Entdecke die Zeit – in Bad Kissingen

Im Herzen Deutschlands zwischen Frankfurt, Leipzig und Nürnberg gelegen, steht im Bayerischen Staatsbad Bad Kissingen der moderne Mensch mit seinem Bedürfnis nach Erholung und Entspannung im Mittelpunkt. „Zeit“ ist im bekanntesten Kurort Deutschlands zentrales Leitmotiv und überall zu spüren – in der eindrucksvollen Geschichte und Architektur, in den Gärten und Grünanlagen im Wechsel der Jahreszeiten, im ewigen Sprudeln der heilenden Quellen sowie den abwechslungsreichen saisonalen Festen und Veranstaltungen. In Bad Kissingen verbindet sich altbewährte Bäderkultur mit Wellnessprogrammen auf höchstem Niveau, historisches Ambiente trifft auch zeitgemäße Kultur- und Tourismusangebote.

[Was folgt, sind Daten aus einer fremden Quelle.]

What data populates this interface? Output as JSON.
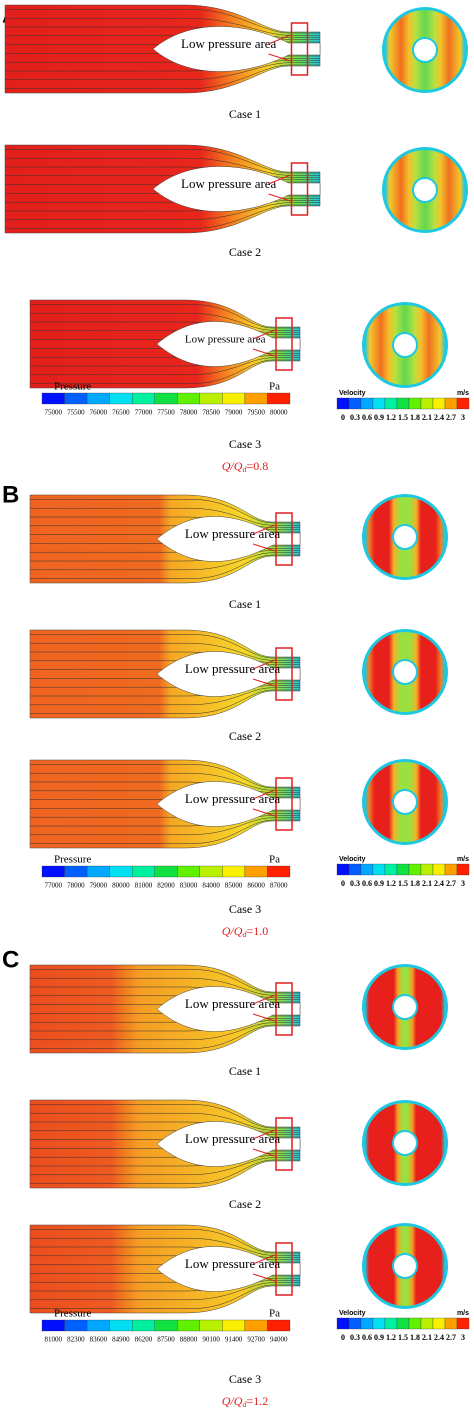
{
  "panels": [
    {
      "letter": "A",
      "cases": [
        {
          "label": "Case 1",
          "annotation": "Low pressure area"
        },
        {
          "label": "Case 2",
          "annotation": "Low pressure area"
        },
        {
          "label": "Case 3",
          "annotation": "Low pressure area"
        }
      ],
      "pressure_colorbar": {
        "title": "Pressure",
        "unit": "Pa",
        "ticks": [
          75000,
          75500,
          76000,
          76500,
          77000,
          77500,
          78000,
          78500,
          79000,
          79500,
          80000
        ]
      },
      "velocity_colorbar": {
        "title": "Velocity",
        "unit": "m/s",
        "ticks": [
          0,
          0.3,
          0.6,
          0.9,
          1.2,
          1.5,
          1.8,
          2.1,
          2.4,
          2.7,
          3
        ]
      },
      "flow_ratio": {
        "prefix": "Q/Q",
        "subscript": "d",
        "value": "=0.8"
      }
    },
    {
      "letter": "B",
      "cases": [
        {
          "label": "Case 1",
          "annotation": "Low pressure area"
        },
        {
          "label": "Case 2",
          "annotation": "Low pressure area"
        },
        {
          "label": "Case 3",
          "annotation": "Low pressure area"
        }
      ],
      "pressure_colorbar": {
        "title": "Pressure",
        "unit": "Pa",
        "ticks": [
          77000,
          78000,
          79000,
          80000,
          81000,
          82000,
          83000,
          84000,
          85000,
          86000,
          87000
        ]
      },
      "velocity_colorbar": {
        "title": "Velocity",
        "unit": "m/s",
        "ticks": [
          0,
          0.3,
          0.6,
          0.9,
          1.2,
          1.5,
          1.8,
          2.1,
          2.4,
          2.7,
          3
        ]
      },
      "flow_ratio": {
        "prefix": "Q/Q",
        "subscript": "d",
        "value": "=1.0"
      }
    },
    {
      "letter": "C",
      "cases": [
        {
          "label": "Case 1",
          "annotation": "Low pressure area"
        },
        {
          "label": "Case 2",
          "annotation": "Low pressure area"
        },
        {
          "label": "Case 3",
          "annotation": "Low pressure area"
        }
      ],
      "pressure_colorbar": {
        "title": "Pressure",
        "unit": "Pa",
        "ticks": [
          81000,
          82300,
          83600,
          84900,
          86200,
          87500,
          88800,
          90100,
          91400,
          92700,
          94000
        ]
      },
      "velocity_colorbar": {
        "title": "Velocity",
        "unit": "m/s",
        "ticks": [
          0,
          0.3,
          0.6,
          0.9,
          1.2,
          1.5,
          1.8,
          2.1,
          2.4,
          2.7,
          3
        ]
      },
      "flow_ratio": {
        "prefix": "Q/Q",
        "subscript": "d",
        "value": "=1.2"
      }
    }
  ]
}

Hinkommen: mit dem Auto: über die A 6 Heilbronn-A 7 Richtung Würzburg-Kassel bis Ausfahrt Hammelburg; von dort in ca. zehn Minuten bis Bad Kissingen
Mit der Bahn: Von den ICE Bahnhöfen Würzburg und Fulda gelangen Sie mit Regionalzügen über Schweinfurt oder Gemünden nach Bad Kissingen. Ab Fulda Hauptbahnhof besteht die Möglichkeit, mit der Expresslinie (Bus) direkt nach Bad Kissingen und wieder zurück zu gelangen. Der Bus fährt von Montag bis Freitag mehrmals täglich sowie Samstags und Sonntags jeweils einmal am Tag.

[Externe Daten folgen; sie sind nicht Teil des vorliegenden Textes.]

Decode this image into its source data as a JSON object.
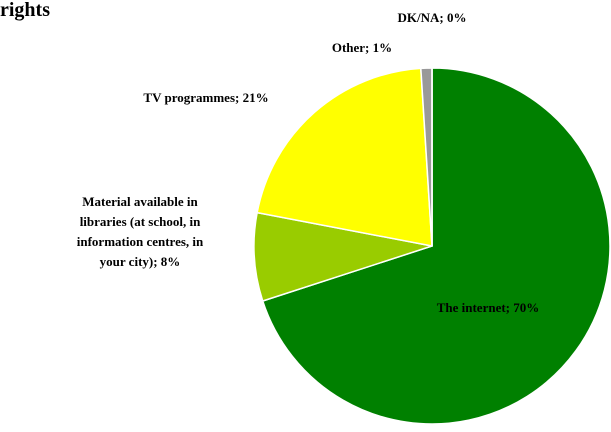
{
  "chart_data": {
    "type": "pie",
    "title": "rights",
    "categories": [
      "The internet",
      "Material available in libraries (at school, in information centres, in your city)",
      "TV programmes",
      "Other",
      "DK/NA"
    ],
    "values": [
      70,
      8,
      21,
      1,
      0
    ],
    "labels": [
      [
        "The internet; 70%"
      ],
      [
        "Material available in",
        "libraries (at school, in",
        "information centres, in",
        "your city); 8%"
      ],
      [
        "TV programmes; 21%"
      ],
      [
        "Other; 1%"
      ],
      [
        "DK/NA; 0%"
      ]
    ],
    "colors": [
      "#008000",
      "#99cc00",
      "#ffff00",
      "#999999",
      "#ffffff"
    ],
    "label_colors": [
      "#ffffff",
      "#000000",
      "#000000",
      "#000000",
      "#000000"
    ]
  }
}
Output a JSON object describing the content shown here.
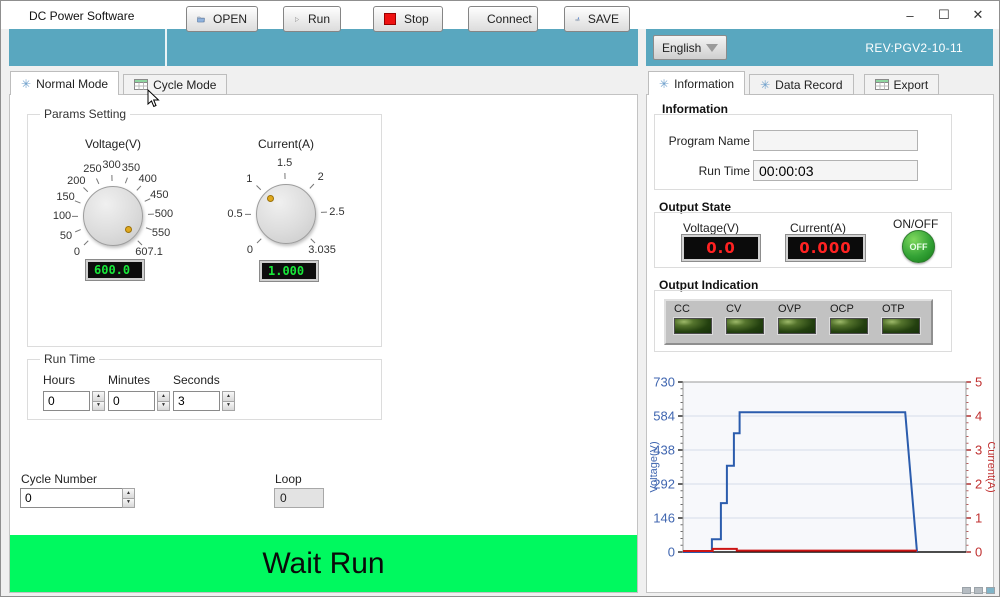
{
  "window": {
    "title": "DC Power Software",
    "controls": {
      "minimize": "–",
      "maximize": "☐",
      "close": "✕"
    }
  },
  "toolbar": {
    "buttons": {
      "open": "OPEN",
      "run": "Run",
      "stop": "Stop",
      "connect": "Connect",
      "save": "SAVE"
    },
    "language": "English",
    "revision": "REV:PGV2-10-11"
  },
  "left_tabs": [
    {
      "label": "Normal Mode"
    },
    {
      "label": "Cycle Mode"
    }
  ],
  "params": {
    "group_label": "Params Setting",
    "voltage": {
      "label": "Voltage(V)",
      "display": "600.0",
      "value": 600,
      "max": 607.1,
      "ticks": [
        {
          "value": 0,
          "label": "0"
        },
        {
          "value": 50,
          "label": "50"
        },
        {
          "value": 100,
          "label": "100"
        },
        {
          "value": 150,
          "label": "150"
        },
        {
          "value": 200,
          "label": "200"
        },
        {
          "value": 250,
          "label": "250"
        },
        {
          "value": 300,
          "label": "300"
        },
        {
          "value": 350,
          "label": "350"
        },
        {
          "value": 400,
          "label": "400"
        },
        {
          "value": 450,
          "label": "450"
        },
        {
          "value": 500,
          "label": "500"
        },
        {
          "value": 550,
          "label": "550"
        },
        {
          "value": 607.1,
          "label": "607.1"
        }
      ]
    },
    "current": {
      "label": "Current(A)",
      "display": "1.000",
      "value": 1,
      "max": 3.035,
      "ticks": [
        {
          "value": 0,
          "label": "0"
        },
        {
          "value": 0.5,
          "label": "0.5"
        },
        {
          "value": 1,
          "label": "1"
        },
        {
          "value": 1.5,
          "label": "1.5"
        },
        {
          "value": 2,
          "label": "2"
        },
        {
          "value": 2.5,
          "label": "2.5"
        },
        {
          "value": 3.035,
          "label": "3.035"
        }
      ]
    }
  },
  "run_time": {
    "group_label": "Run Time",
    "fields": [
      {
        "label": "Hours",
        "value": "0"
      },
      {
        "label": "Minutes",
        "value": "0"
      },
      {
        "label": "Seconds",
        "value": "3"
      }
    ]
  },
  "cycle": {
    "label": "Cycle Number",
    "value": "0",
    "loop_label": "Loop",
    "loop_value": "0"
  },
  "status_banner": "Wait Run",
  "right_tabs": [
    {
      "label": "Information"
    },
    {
      "label": "Data Record"
    },
    {
      "label": "Export"
    }
  ],
  "information": {
    "heading": "Information",
    "program_name_label": "Program Name",
    "program_name_value": "",
    "run_time_label": "Run Time",
    "run_time_value": "00:00:03"
  },
  "output_state": {
    "heading": "Output State",
    "voltage_label": "Voltage(V)",
    "voltage_value": "0.0",
    "current_label": "Current(A)",
    "current_value": "0.000",
    "onoff_label": "ON/OFF",
    "onoff_text": "OFF"
  },
  "output_indication": {
    "heading": "Output Indication",
    "leds": [
      "CC",
      "CV",
      "OVP",
      "OCP",
      "OTP"
    ]
  },
  "chart_data": {
    "type": "line",
    "grid": true,
    "x_range": [
      0,
      1
    ],
    "y_left": {
      "label": "Voltage(V)",
      "min": 0,
      "max": 730,
      "ticks": [
        0,
        146,
        292,
        438,
        584,
        730
      ],
      "color": "#4066b0"
    },
    "y_right": {
      "label": "Current(A)",
      "min": 0,
      "max": 5,
      "ticks": [
        0,
        1,
        2,
        3,
        4,
        5
      ],
      "color": "#c03030"
    },
    "series": [
      {
        "name": "Voltage(V)",
        "axis": "left",
        "color": "#2b5cad",
        "points": [
          [
            0,
            0
          ],
          [
            0.102,
            0
          ],
          [
            0.102,
            55
          ],
          [
            0.134,
            55
          ],
          [
            0.134,
            210
          ],
          [
            0.155,
            210
          ],
          [
            0.155,
            370
          ],
          [
            0.18,
            370
          ],
          [
            0.18,
            510
          ],
          [
            0.2,
            510
          ],
          [
            0.2,
            600
          ],
          [
            0.785,
            600
          ],
          [
            0.827,
            0
          ]
        ]
      },
      {
        "name": "Current(A)",
        "axis": "right",
        "color": "#cc1414",
        "points": [
          [
            0,
            0.03
          ],
          [
            0.105,
            0.03
          ],
          [
            0.105,
            0.09
          ],
          [
            0.19,
            0.09
          ],
          [
            0.19,
            0.04
          ],
          [
            0.827,
            0.04
          ]
        ]
      }
    ]
  }
}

Infos: Bayer. Staatsbad Bad Kissingen, Tourist Information Arkadenbau, direkt im Kurgarten, Im Luitpoldpark 1, 97688 Bad Kissingen; Tel. 0971 8048 444; www.badkissingen.de

Zusatz – wenn noch Platz zur Verfügung: Gesundheitslotsin und Brunnenfrau Sabine Schmidt stellt sich und ihre Aufgaben vor
Sabine Schmidt ist Gesundheitslotsin und Brunnenfrau im Bayerischen Staatsbad Bad Kissingen. Zu ihren Aufgaben gehören Beratungsgespräche mit Gästen vor- und während des Aufenthalts, um diesen das gesundheitliche Gesamtangebot aufzuzeigen und entsprechende Angebote vorzuschlagen. Aber was genau macht eine Gesundheitslotsin? „Zu meinen Aufgaben gehören unter anderem Beratungsgespräche mit Gästen, bei denen ich auf ihre persönlichen Bedürfnisse eingehe und entsprechend ihren Anliegen verschiedene Gesundheitsdienstleistungen aufzeige“, sagt Sabine Schmidt. „Mein Ziel ist es, die Heilquellen wieder stärker in den Focus und in das Bewusstsein der Gäste und Einwohner zu bringen“; das Angebot des Heilwasserausschanks mit der Beratung der Brunnenfrauen ist ein von den Gästen geschätztes Angebot“, so Schmidt im Gespräch. Aktuell ist im Gesundheitstourismus der Trend zu natürlichen Heilmitteln zu beobachten, auf den Bad Kissingen mit den Heilquellen und der Tradition des Heilwasserausschanks gut reagieren kann“, so Sabine Schmidt abschließend.